High fidelity, Kodak è un titolo di un'opera del 1975-76: il titolo è un programma di poetica.
Dunque la pittura gareggia con la fotografia nella riproduzione della realtà?
Sì, potrebbe - come è evidente nella perfezione calligrafica, dalla definizione dei corpi dei giocatori, in questa come in altre opere, tratte dallo sconfinato repertorio delle immagini foto-grafiche (di qui l'ironica allusione: kodak). Lo potrebbe, se fosse questo l'intento della pittura.
E invece, neanche per sogno! L'arte non è riproduzione della realtà ma ironica presa di distanza, come si mostra dalle figure bianche non finite (cioè non colorate, il non colorato non è più verosimile e le figure mostrano il loro carattere, quello d'essere immagini dipinte), in primo piano, in fondo, a destra della mischia.
Qui le figure sembra vogliano ammonire: attenzione, la pittura non riproduce la realtà, altro che alta fedeltà - a cosa? - ma vi si deve riferire, con propri intenti, che consistono comunque nella denuncia e nella protesta sociale, sia pure portata sotto forma di ironia.
Il caso della pittura impegnata è proprio questo: qui si descrive il significato della seconda opera, il Processo a Giovanni Marini del 1974.
Noi tutti ricordiamo quegli anni del post-sessantotto, nel mondo, in Europa e a Salerno: dove si svolse, improvvisamente, ma in un clima fatto di violenze e continue provocazioni, la tragedia.
Certamente le figure della composizione sono state studiate e precisate dal punto di vista espressivo; ma lo schema compositivo comunica una serie di significati piuttosto evidenti, singolari.
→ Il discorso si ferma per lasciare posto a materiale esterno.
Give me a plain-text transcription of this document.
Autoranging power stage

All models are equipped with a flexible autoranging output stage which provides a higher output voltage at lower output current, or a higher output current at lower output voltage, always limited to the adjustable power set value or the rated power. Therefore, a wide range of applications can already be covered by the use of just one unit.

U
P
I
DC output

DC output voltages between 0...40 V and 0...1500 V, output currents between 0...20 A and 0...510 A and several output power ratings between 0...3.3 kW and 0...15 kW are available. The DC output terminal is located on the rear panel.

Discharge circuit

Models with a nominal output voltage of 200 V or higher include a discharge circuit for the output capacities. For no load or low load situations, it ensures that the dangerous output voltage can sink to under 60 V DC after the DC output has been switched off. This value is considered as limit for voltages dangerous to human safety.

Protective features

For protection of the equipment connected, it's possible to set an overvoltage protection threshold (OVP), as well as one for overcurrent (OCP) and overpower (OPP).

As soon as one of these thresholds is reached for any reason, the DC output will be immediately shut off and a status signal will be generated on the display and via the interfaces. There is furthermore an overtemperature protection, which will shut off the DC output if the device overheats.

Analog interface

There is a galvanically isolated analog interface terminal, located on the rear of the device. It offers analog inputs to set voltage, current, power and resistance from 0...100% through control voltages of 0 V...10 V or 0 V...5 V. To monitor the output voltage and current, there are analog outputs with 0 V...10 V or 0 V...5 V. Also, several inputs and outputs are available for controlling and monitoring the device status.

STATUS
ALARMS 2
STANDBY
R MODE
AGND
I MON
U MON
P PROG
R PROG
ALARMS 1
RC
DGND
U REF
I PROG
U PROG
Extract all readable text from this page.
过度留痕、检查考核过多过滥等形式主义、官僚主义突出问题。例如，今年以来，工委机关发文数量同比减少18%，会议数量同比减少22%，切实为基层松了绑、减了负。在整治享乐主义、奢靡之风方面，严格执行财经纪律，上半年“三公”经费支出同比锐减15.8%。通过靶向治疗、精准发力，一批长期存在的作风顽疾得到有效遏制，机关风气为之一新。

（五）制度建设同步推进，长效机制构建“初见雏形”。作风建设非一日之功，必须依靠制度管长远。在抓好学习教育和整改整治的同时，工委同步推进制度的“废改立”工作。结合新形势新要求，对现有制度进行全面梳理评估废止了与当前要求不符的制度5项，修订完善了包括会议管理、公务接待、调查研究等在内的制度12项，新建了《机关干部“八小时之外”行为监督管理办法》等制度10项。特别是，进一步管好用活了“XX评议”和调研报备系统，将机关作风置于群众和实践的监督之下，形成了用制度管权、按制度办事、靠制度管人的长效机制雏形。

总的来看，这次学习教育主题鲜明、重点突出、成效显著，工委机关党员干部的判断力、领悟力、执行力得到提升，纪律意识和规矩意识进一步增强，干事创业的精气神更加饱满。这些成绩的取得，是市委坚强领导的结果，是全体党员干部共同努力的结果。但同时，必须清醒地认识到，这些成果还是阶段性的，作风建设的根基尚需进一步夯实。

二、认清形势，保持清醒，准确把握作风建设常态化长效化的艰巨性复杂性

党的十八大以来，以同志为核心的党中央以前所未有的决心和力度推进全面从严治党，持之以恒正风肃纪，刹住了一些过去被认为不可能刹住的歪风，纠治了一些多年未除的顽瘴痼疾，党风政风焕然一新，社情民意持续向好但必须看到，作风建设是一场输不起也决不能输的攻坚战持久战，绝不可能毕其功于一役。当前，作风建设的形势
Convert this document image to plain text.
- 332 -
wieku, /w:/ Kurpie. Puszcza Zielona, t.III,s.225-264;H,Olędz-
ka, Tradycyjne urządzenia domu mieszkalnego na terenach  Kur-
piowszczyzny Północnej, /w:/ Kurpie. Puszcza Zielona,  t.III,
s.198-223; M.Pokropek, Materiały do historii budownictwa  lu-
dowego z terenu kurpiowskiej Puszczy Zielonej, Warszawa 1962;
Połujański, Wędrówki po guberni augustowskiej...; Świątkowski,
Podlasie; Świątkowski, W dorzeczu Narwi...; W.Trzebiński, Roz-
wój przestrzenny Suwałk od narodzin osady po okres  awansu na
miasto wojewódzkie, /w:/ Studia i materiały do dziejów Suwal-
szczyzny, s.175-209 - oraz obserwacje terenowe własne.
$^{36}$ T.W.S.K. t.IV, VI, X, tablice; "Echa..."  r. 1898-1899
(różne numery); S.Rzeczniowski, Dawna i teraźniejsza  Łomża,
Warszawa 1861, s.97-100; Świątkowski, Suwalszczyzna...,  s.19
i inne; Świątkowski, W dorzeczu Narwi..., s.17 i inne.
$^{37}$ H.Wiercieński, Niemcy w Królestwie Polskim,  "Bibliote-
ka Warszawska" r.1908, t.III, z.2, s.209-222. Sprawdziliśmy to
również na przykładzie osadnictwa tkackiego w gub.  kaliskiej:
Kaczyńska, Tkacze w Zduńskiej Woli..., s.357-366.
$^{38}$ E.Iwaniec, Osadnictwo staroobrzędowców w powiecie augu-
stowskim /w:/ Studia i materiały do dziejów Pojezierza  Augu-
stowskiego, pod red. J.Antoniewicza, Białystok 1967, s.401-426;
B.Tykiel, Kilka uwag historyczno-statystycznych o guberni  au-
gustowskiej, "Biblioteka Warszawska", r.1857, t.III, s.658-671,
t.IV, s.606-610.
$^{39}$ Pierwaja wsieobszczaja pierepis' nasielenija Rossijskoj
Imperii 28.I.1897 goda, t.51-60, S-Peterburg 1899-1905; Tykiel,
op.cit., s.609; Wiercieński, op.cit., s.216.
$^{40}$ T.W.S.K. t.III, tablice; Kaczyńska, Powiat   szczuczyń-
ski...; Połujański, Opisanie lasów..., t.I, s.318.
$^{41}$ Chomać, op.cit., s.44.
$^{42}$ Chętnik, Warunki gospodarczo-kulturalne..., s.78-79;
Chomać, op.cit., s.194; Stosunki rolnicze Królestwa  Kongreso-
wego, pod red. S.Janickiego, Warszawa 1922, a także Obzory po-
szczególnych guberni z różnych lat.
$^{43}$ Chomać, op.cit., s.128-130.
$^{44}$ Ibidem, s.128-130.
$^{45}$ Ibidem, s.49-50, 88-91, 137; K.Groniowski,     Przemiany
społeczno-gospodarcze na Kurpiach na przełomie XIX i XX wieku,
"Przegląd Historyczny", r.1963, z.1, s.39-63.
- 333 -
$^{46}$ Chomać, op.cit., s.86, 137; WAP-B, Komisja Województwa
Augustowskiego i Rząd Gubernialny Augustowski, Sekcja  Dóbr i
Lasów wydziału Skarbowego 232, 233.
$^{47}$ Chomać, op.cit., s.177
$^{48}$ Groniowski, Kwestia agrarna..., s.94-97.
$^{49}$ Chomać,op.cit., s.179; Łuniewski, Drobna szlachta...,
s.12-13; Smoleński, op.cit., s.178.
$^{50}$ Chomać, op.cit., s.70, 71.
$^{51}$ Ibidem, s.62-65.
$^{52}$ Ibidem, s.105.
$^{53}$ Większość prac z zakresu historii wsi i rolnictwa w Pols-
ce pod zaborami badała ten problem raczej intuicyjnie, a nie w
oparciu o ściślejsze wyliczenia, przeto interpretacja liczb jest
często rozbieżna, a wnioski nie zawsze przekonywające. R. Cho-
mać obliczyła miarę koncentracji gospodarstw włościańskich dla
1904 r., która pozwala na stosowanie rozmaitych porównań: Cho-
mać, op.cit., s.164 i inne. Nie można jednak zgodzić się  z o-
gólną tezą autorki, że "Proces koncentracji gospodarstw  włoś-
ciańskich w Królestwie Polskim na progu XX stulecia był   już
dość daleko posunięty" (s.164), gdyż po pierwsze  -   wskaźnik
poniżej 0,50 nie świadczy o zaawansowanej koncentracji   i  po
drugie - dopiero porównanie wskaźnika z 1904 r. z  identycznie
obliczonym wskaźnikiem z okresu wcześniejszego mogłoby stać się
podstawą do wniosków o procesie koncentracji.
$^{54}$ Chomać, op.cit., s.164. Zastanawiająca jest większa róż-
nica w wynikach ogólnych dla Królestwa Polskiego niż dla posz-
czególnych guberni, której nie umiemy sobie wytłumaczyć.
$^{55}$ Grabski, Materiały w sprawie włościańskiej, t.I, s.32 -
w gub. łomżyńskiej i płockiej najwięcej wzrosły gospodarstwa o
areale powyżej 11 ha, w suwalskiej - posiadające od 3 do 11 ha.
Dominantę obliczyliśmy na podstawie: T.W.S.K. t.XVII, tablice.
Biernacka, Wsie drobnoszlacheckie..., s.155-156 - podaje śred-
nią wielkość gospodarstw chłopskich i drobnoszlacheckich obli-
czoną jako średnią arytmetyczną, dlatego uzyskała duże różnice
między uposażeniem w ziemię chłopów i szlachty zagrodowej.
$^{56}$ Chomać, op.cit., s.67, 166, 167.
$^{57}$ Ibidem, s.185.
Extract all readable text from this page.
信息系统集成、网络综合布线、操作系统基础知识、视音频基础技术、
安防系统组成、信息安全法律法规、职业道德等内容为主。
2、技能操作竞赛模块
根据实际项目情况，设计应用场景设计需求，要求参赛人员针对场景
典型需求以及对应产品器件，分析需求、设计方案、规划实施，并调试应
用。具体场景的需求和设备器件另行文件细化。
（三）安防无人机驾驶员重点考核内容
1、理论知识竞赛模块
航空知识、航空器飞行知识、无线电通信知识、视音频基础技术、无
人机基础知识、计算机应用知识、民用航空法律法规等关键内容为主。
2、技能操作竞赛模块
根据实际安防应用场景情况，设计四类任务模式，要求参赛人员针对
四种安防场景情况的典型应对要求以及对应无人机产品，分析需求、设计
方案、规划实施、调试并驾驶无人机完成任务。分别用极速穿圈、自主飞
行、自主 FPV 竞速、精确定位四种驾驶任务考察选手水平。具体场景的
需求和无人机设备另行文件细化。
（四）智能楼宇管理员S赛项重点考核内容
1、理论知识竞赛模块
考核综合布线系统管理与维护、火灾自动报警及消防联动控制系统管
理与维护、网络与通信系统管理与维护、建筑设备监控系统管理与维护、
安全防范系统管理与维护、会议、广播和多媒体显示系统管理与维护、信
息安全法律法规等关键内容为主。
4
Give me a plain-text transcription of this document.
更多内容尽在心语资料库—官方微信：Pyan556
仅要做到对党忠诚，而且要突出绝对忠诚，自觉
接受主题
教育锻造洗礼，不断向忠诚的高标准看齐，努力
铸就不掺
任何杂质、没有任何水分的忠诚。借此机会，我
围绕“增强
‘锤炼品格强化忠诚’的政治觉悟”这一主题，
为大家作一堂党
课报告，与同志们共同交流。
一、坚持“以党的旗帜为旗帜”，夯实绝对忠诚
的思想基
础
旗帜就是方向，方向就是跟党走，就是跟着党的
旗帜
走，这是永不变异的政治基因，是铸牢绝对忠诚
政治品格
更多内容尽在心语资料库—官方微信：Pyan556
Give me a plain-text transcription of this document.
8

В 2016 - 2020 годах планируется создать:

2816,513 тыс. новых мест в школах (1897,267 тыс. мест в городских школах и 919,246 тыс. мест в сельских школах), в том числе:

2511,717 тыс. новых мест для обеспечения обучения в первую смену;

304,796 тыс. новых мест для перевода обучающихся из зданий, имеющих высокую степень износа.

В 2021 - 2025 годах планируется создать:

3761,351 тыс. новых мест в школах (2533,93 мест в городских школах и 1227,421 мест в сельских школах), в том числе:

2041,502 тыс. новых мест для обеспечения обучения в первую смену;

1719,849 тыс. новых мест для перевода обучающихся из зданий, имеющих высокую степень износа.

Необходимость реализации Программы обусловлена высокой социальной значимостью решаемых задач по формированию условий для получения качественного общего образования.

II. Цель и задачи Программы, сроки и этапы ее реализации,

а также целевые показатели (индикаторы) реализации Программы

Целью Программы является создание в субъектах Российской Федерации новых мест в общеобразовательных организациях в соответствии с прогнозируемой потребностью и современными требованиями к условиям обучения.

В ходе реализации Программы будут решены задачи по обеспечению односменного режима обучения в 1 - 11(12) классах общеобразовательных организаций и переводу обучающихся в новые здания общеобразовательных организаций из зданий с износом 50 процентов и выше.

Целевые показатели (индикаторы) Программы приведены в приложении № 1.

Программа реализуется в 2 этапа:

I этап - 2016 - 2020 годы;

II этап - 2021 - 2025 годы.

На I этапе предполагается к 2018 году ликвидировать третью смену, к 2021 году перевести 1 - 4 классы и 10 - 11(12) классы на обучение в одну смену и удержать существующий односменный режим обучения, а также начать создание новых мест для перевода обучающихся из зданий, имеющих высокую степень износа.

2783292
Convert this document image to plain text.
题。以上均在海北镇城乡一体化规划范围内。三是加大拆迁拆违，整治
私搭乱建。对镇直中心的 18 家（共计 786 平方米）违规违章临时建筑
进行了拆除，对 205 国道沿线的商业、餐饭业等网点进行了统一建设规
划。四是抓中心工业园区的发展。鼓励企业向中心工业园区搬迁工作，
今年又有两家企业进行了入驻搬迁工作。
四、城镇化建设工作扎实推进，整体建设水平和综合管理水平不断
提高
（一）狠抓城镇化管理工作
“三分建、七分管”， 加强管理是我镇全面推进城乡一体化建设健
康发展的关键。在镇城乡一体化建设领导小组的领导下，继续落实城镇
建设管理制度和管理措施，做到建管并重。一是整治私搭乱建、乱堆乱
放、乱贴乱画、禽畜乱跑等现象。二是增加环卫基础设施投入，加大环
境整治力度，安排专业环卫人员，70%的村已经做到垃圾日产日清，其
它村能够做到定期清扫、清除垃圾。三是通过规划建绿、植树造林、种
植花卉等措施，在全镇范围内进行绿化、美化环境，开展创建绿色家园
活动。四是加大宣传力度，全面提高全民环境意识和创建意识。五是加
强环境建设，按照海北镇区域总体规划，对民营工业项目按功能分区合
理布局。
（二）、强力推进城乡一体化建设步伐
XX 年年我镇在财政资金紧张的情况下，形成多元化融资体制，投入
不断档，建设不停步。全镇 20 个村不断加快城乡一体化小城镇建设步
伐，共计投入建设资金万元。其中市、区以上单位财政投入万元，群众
La figura di Marini è posta più in alto dei carabinieri, con lo sguardo fisso a un punto lontano; i colori dei visi delle guardie ricompongono quelli del tricolore rivoluzionario. La curva della luce entro cui le figure campeggiano confina, al limite sovrastante, con il riferimento a una realtà urbana stravolta e chiusa, oscura e sorda, da cui lo stesso sole stenta ad alzarsi.
Senza spingersi lontano, cosa che certamente la stessa chiarezza delle composizioni non ammetterebbe, e quindi per il medesimo amore per il concreto che ispira Quarta, si potrebbe dire che le due composizioni rinviano comunque al problema del rapporto tra immagine e realtà (in particolare la prima, 1975-6); e, quanto al dipinto del 1974, credo che oggi lo si potrebbe descrivere, con grande efficacia, dal punto di vista del rapporto tra il tempo e le grandi passioni: un tema di fedeltà anche questo, ma questa volta di fedeltà alla passione politica, che s'incarica di trasformare un fatto tragico degli anni Settanta in un monumento, perché gli uomini possano ricordare.